No sé qué es lo que pudo haber dicho Khariklea a Ana, pero lo cierto es que ésta vino en su compañía al día siguiente. Tan pronto como entró en mi habitación, Ana se quitó el hábito, bajo el cual llevaba las vestiduras correspondientes a una mujer de su rango. Se había pintado los labios y mejillas, y también sombreado cejas y pestañas. Con aire altanero se dirigió a mí como a un extraño.

—La hermana Khariklea me contó que estabas agraviado por mi ausencia —dijo fríamente—. Me explicó que, en apenas dos días, te habías quedado delgado y pálido, y que se te notaba en los ojos la fiebre. Naturalmente, no quise que enfermases por mi causa.

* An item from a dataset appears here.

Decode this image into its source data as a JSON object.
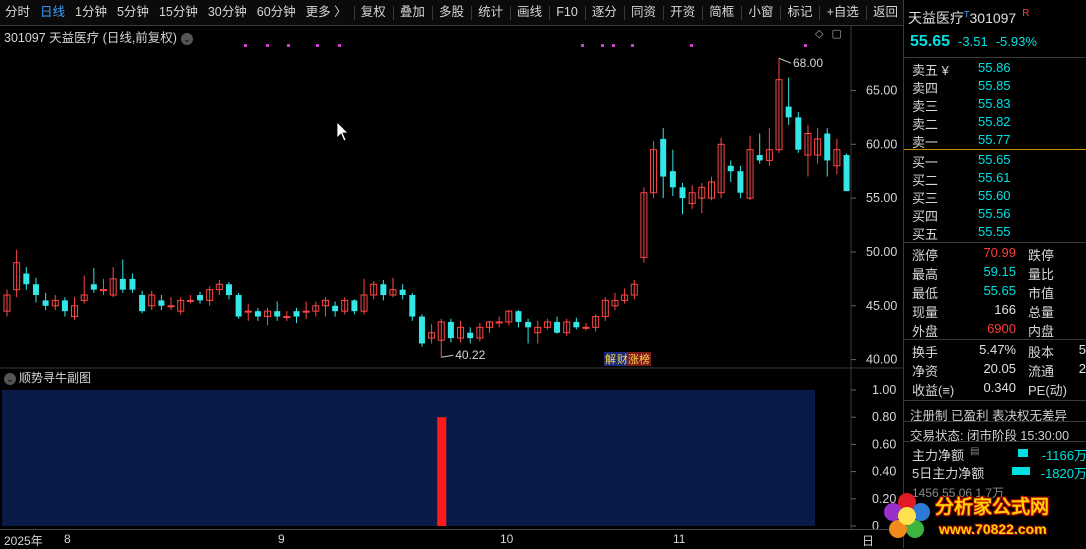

—Si te dijo esto mintió —repliqué con igual frialdad—. No he echado en falta nada en absoluto. Por el contrario, he conocido la paz y la tranquilidad por primera vez en muchos días. Me he ahorrado palabras punzantes y el innecesario dolor que producen.

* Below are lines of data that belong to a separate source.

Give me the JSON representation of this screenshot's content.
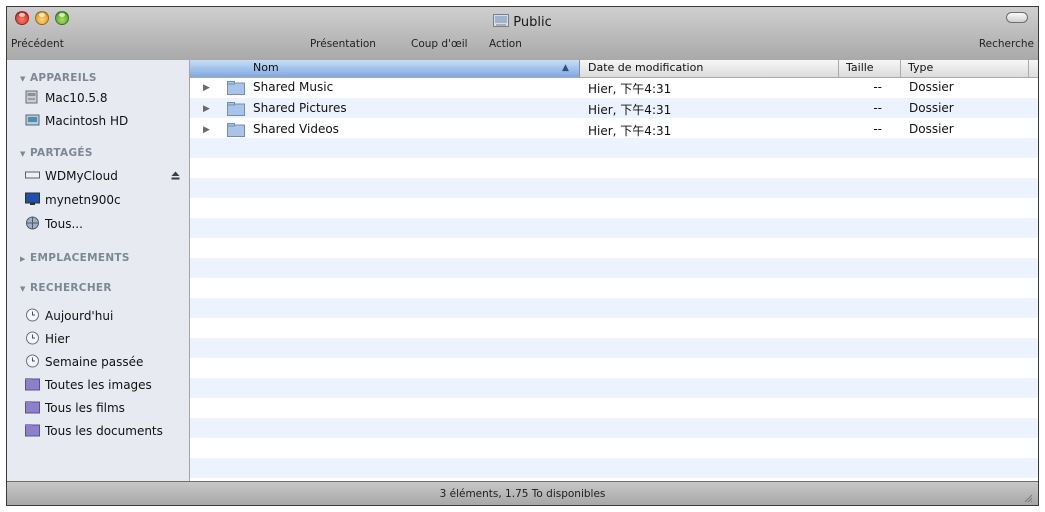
{
  "window": {
    "title": "Public",
    "title_icon": "network-folder-icon"
  },
  "toolbar": {
    "back_label": "Précédent",
    "view_label": "Présentation",
    "quicklook_label": "Coup d'œil",
    "action_label": "Action",
    "search_label": "Recherche"
  },
  "sidebar": {
    "sections": [
      {
        "label": "APPAREILS",
        "expanded": true,
        "items": [
          {
            "label": "Mac10.5.8",
            "icon": "computer-icon"
          },
          {
            "label": "Macintosh HD",
            "icon": "hard-drive-icon"
          }
        ]
      },
      {
        "label": "PARTAGÉS",
        "expanded": true,
        "items": [
          {
            "label": "WDMyCloud",
            "icon": "network-drive-icon",
            "eject": true
          },
          {
            "label": "mynetn900c",
            "icon": "monitor-icon"
          },
          {
            "label": "Tous...",
            "icon": "network-globe-icon"
          }
        ]
      },
      {
        "label": "EMPLACEMENTS",
        "expanded": false,
        "items": []
      },
      {
        "label": "RECHERCHER",
        "expanded": true,
        "items": [
          {
            "label": "Aujourd'hui",
            "icon": "clock-icon"
          },
          {
            "label": "Hier",
            "icon": "clock-icon"
          },
          {
            "label": "Semaine passée",
            "icon": "clock-icon"
          },
          {
            "label": "Toutes les images",
            "icon": "smart-folder-icon"
          },
          {
            "label": "Tous les films",
            "icon": "smart-folder-icon"
          },
          {
            "label": "Tous les documents",
            "icon": "smart-folder-icon"
          }
        ]
      }
    ]
  },
  "list": {
    "columns": {
      "name": "Nom",
      "date": "Date de modification",
      "size": "Taille",
      "type": "Type"
    },
    "sort_column": "Nom",
    "rows": [
      {
        "name": "Shared Music",
        "date": "Hier, 下午4:31",
        "size": "--",
        "type": "Dossier"
      },
      {
        "name": "Shared Pictures",
        "date": "Hier, 下午4:31",
        "size": "--",
        "type": "Dossier"
      },
      {
        "name": "Shared Videos",
        "date": "Hier, 下午4:31",
        "size": "--",
        "type": "Dossier"
      }
    ]
  },
  "status": {
    "text": "3 éléments, 1.75 To disponibles"
  },
  "colors": {
    "sidebar_bg": "#e7ebf1",
    "stripe": "#edf3fe",
    "selected_header": "#7fa8e0",
    "section_header": "#7e8795"
  }
}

—Es verdad, es verdad —dijo, apretando los dientes—. Entonces, ¿qué tengo que hacer aquí? Según parece, nada te aqueja. Es mejor que me vaya; sólo quería cerciorarme de que no estabas enfermo…

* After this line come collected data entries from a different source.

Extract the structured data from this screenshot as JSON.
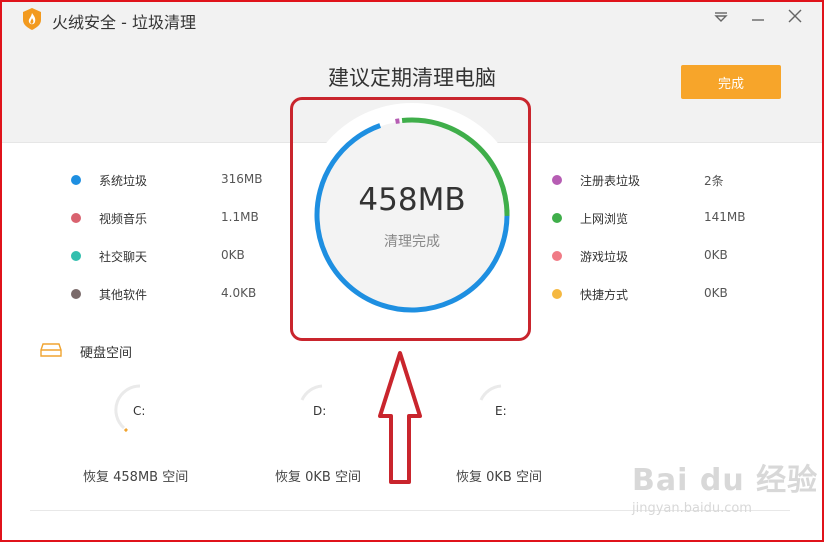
{
  "window": {
    "title": "火绒安全 - 垃圾清理",
    "controls": [
      "menu",
      "minimize",
      "close"
    ]
  },
  "header": {
    "headline": "建议定期清理电脑",
    "done_label": "完成"
  },
  "summary": {
    "total": "458MB",
    "status": "清理完成"
  },
  "left_items": [
    {
      "label": "系统垃圾",
      "value": "316MB",
      "color": "#1e8fe1"
    },
    {
      "label": "视频音乐",
      "value": "1.1MB",
      "color": "#d9626f"
    },
    {
      "label": "社交聊天",
      "value": "0KB",
      "color": "#33bfae"
    },
    {
      "label": "其他软件",
      "value": "4.0KB",
      "color": "#7a6a6a"
    }
  ],
  "right_items": [
    {
      "label": "注册表垃圾",
      "value": "2条",
      "color": "#b65db3"
    },
    {
      "label": "上网浏览",
      "value": "141MB",
      "color": "#3fae4a"
    },
    {
      "label": "游戏垃圾",
      "value": "0KB",
      "color": "#f07b86"
    },
    {
      "label": "快捷方式",
      "value": "0KB",
      "color": "#f5b841"
    }
  ],
  "disk": {
    "section_label": "硬盘空间",
    "drives": [
      {
        "letter": "C:",
        "caption": "恢复 458MB 空间"
      },
      {
        "letter": "D:",
        "caption": "恢复 0KB 空间"
      },
      {
        "letter": "E:",
        "caption": "恢复 0KB 空间"
      }
    ]
  },
  "watermark": {
    "main": "Bai du 经验",
    "sub": "jingyan.baidu.com"
  },
  "colors": {
    "accent": "#f7a52a",
    "ring_blue": "#1e8fe1",
    "ring_green": "#3fae4a",
    "annotation_red": "#c9252d"
  }
}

—No te marches todavía —dije—. Manuel ha guardado jamón y pasteles para Khariklea. Deja que coma la pobre mujer. El régimen del convento es bastante magro; tú también tienes las mejillas hundidas y aspecto de no haber dormido.

Lanzó una rápida mirada a mi espejo veneciano.

—No veo nada de lo que dices.

—Te brillan tanto los ojos… —proseguí—. ¿No tendrás fiebre? Deja que toque tu garganta para cerciorarme.

Retrocedió exclamando:

—¡No lo harás! ¡Te abofetearé si lo intentas!

Pero aún no había terminado de decir estas palabras, que ya estaba entre mis brazos, en los que permaneció quieta y con los ojos cerrados. Cuando empecé a cansarme de seguir así, pareció despertarse, me empujó y dijo con voz vibrante de orgulloso triunfo:

—Ya lo ves; al menos puedo atormentarte.

—También te atormentas a ti misma —respondí, con los ojos húmedos de pasión.

—No lo creas —me aseguró—. Desde que sé que puedo transformar tu deleite en pena, me basta con ello para sentir placer. Ya verás cuál de los dos es el más fuerte. Al principio me encontraba aturdida, ya que era una mujer inexperta, pero he aprendido ya lo bastante de vuestros métodos occidentales. —Con manos temblorosas comenzó a alisar su vestido y arreglar su cabello ante el espejo—. No creas —continuó con desafiante sonrisa— que soy tan inocente que puedas hacer de mí lo que quieras. Cometí este error al principio y obraste conmigo como quien tañe una cítara. Pero ha llegado mi turno. Veremos cuánto tiempo eres capaz de soportarlo. Nadie puede seducirme como si fuese una prostituta de taberna.

Parecía transformada. Su voz sonaba agria y llena de desdén. Yo temblaba. No podía replicar, sino contemplarla tan sólo. Me lanzó una mirada de coquetería por encima de su hombro… ¡Ah, su grácil y níveo cuello, los azules arcos de sus cejas! Su cabeza emergía del rico corpiño como un capullo en flor. El jacinto de sus mejillas impregnaba las palmas de mis manos.

—No te reconozco —dije por fin.

—También a mí me cuesta reconocerme —admitió con momentánea ingenuidad—. Nunca imaginé que pudiera ocultar tantas facetas distintas; creo que tú me has convertido en una mujer, Giovanni Angelos.

Corrió hacia mí, me cogió con ambas manos de los cabellos, sacudió violentamente mi cabeza y me besó en la boca. De repente me soltó.

—Eres tú quien me ha hecho así —dijo en un murmullo—. Has despertado mis malas cualidades. Pero el despertar no es desagradable. Siento curiosidad por conocerme.

Tomó mi desmayada mano y comenzó a jugar distraídamente con ella, acariciándola con sus suaves dedos.

—Sé bastante de las costumbres occidentales —dijo—. Tú me contaste algunas.